The catalog of horrors committed by the Argentine military dictatorship is already macabre. Now let's imagine that someone has the ability to see and hear the dead, all those drowned, raped and tortured with blindfold. That is what happens to the protagonist of the latest novel by Mariana Enriquez, Our part of the night (Anagram), a medium with supernatural powers capable of invoking Darkness. Their skills are required by a secret society formed by rich families of the Argentine elite descendants of English who celebrate atrocious rituals in search of eternal life for centuries.

At the beginning of the novel, the medium does not yet know if his six-year-old son, Gaspar, has inherited his strange gift . The mother has died in a suspicious accident and, despite her powers, the father is unable to communicate with her. We are in the 70s and both cross the country by car to the Iguazu Falls, in a kind of paranoid road trip where they will cross with ancient Brazilian, military, secondary cults in search of fast sex, distrust, superstition, poverty and fear . Then we will get to know in depth the powerful and fascinating family of the secret order and the impunity with which they kidnap indigenous babies and children to sacrifice them in wild ceremonies. Enriquez does not save any detail when describing a powerful circle in which "the exercise of cruelty and perversion as a path to secret illuminations" prevails and draws an addictive and unforgettable catalog of characters with "amorality as a class mark ", characters that operate with the same impunity as the military in a society crossed by inequality and terror.

"All fortunes are built on the suffering of others," Rosario reminds us, the missing mother, before telling us the origins of the secret order in 18th-century England, of which she is a victim and heiress. His ancestors found near Inverness, almost at the end of the world, the first seer in the son of a Scottish peasant who foretold the future using a sheep's shoulder blade. Hence the novel travels to the Swinging London of the 60s, where the bohemian, libertine and hedonistic atmosphere of the time and the "environmental esotericism" makes camouflage easier for initiates: at parties you smoke and consume acid while he talks about William Blake and Hölderlin and the conversations invariably revolve around Aleister Crowley, the I Ching and the Ouija . In addition, the children of members of the Order are strikingly similar to hippies: "radical political positions, sexual promiscuity, strange clothes, boys with too much money." We already know how that trip ended for some: wrong, with Charles Manson, the Angels of Hell and the article about My Lai. Rosario even has an affair with a musician named David who has "something of a reptile", "a doll with strange teeth, so attractive that sex with him scared me a little" that, we suspect, may be Bowie himself.

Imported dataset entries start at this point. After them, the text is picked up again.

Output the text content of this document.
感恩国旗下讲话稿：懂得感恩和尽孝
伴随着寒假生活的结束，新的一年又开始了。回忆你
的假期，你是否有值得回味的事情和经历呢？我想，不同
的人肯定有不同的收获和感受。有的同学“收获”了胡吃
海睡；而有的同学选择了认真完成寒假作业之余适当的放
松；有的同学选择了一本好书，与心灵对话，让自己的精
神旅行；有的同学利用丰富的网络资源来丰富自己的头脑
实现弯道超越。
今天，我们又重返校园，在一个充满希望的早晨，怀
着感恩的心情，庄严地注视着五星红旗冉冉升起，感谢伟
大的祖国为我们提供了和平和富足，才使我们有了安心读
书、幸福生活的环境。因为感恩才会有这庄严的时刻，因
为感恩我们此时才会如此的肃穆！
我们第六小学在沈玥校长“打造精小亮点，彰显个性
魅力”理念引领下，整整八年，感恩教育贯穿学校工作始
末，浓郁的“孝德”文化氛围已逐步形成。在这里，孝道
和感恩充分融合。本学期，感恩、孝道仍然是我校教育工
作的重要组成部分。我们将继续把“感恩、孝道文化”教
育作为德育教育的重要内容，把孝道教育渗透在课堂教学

Enriquez was born in 1973, so he must be three years old when the Military Junta struck in 1976 and about 11 when the democratic opening began in 1984, followed by a prosecution process in which the media began to reveal the horrors committed for years. As a consequence, the day-to-day life of the Argentines (the covers of the kiosks, the conversations, the life) was filled with daily doses of gore .

In some interview, Enriquez has talked about what it was like to grow " in a country that created ghosts as a state policy ", with repressive forces that specialized in making 30,000 souls 'disappear'. The fear she must have felt was real, although it is likely that such barbarism was not entirely understandable to such a small girl and, perhaps for that reason, the adult Enriquez transforms that ground into a non-realistic, but phantasmagoric and nightmare literature. Something ghosts, spectral appearances and the dead that come back to life are the usual protagonists of their stories, both of the stories gathered in The dangers of smoking in bed and in Our part of the night , where the supernatural power of contacting the dimension of the non-living is a blessing but also a terrible condemnation. Terror is, almost always, also political.

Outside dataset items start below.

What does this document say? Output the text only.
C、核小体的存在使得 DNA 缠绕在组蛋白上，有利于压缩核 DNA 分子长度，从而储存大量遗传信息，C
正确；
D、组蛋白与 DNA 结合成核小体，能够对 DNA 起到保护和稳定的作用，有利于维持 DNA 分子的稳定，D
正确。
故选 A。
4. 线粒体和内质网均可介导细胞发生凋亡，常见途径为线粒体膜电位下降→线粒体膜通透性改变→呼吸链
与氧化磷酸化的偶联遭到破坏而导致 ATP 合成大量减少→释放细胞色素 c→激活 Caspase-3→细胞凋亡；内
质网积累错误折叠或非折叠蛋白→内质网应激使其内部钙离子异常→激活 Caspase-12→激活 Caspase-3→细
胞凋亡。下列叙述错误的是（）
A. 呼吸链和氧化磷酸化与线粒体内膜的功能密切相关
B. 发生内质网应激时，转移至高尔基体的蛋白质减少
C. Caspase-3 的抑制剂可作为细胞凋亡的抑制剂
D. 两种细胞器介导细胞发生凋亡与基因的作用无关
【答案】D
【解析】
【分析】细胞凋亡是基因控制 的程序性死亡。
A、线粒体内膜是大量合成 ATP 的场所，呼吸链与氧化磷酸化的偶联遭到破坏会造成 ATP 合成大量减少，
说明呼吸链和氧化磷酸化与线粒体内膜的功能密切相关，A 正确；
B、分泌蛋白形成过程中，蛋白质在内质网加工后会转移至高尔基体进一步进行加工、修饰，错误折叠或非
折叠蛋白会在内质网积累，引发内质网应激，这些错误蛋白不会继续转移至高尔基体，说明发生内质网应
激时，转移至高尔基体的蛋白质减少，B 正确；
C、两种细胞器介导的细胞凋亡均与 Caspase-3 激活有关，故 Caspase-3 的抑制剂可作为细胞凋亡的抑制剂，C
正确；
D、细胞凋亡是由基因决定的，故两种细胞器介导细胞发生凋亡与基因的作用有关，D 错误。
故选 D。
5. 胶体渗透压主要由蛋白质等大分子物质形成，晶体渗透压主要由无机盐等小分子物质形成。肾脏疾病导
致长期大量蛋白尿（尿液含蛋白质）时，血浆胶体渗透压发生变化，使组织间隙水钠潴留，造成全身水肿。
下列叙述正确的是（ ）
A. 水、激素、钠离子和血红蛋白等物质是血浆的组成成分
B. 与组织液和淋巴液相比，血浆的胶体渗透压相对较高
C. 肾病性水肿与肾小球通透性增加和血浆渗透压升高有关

Enriquez's style is incredibly elegant, at times it seems that he writes with expensive gloves. It describes in detail (like the best surgeon, it is handled with a breathtaking naturalness between blood, viscera and scars) and its prose hypnotizes and captivates in a terrifying way. It is inevitable to think of Stephen King and Shirley Jackson when reading it, but also Dracula or Emily Dickinson. Read Our part of the night is very similar to the perverse sensation of passing by a car accident : it is impossible not to look, even if it is wrong to do so and what one sees is horrible.

The reading of the last Herralde Novel Prize dazzles in a similar way to other books recently written by two other Argentine authors: María Gainza ( The Black Light ) and Samanta Schweblin ( Kentukis ). All three have a tremendously addictive, delicate and bestial style at the same time and, all, each in their own way, address in their stories the dark side of things: the mechanisms of deception, the evil that inhabits all of us, the drives most unspeakable humans. Our part of the night is the last jewel that this new and vibrant wave of Argentine female literature gives us. Hopefully many more like that.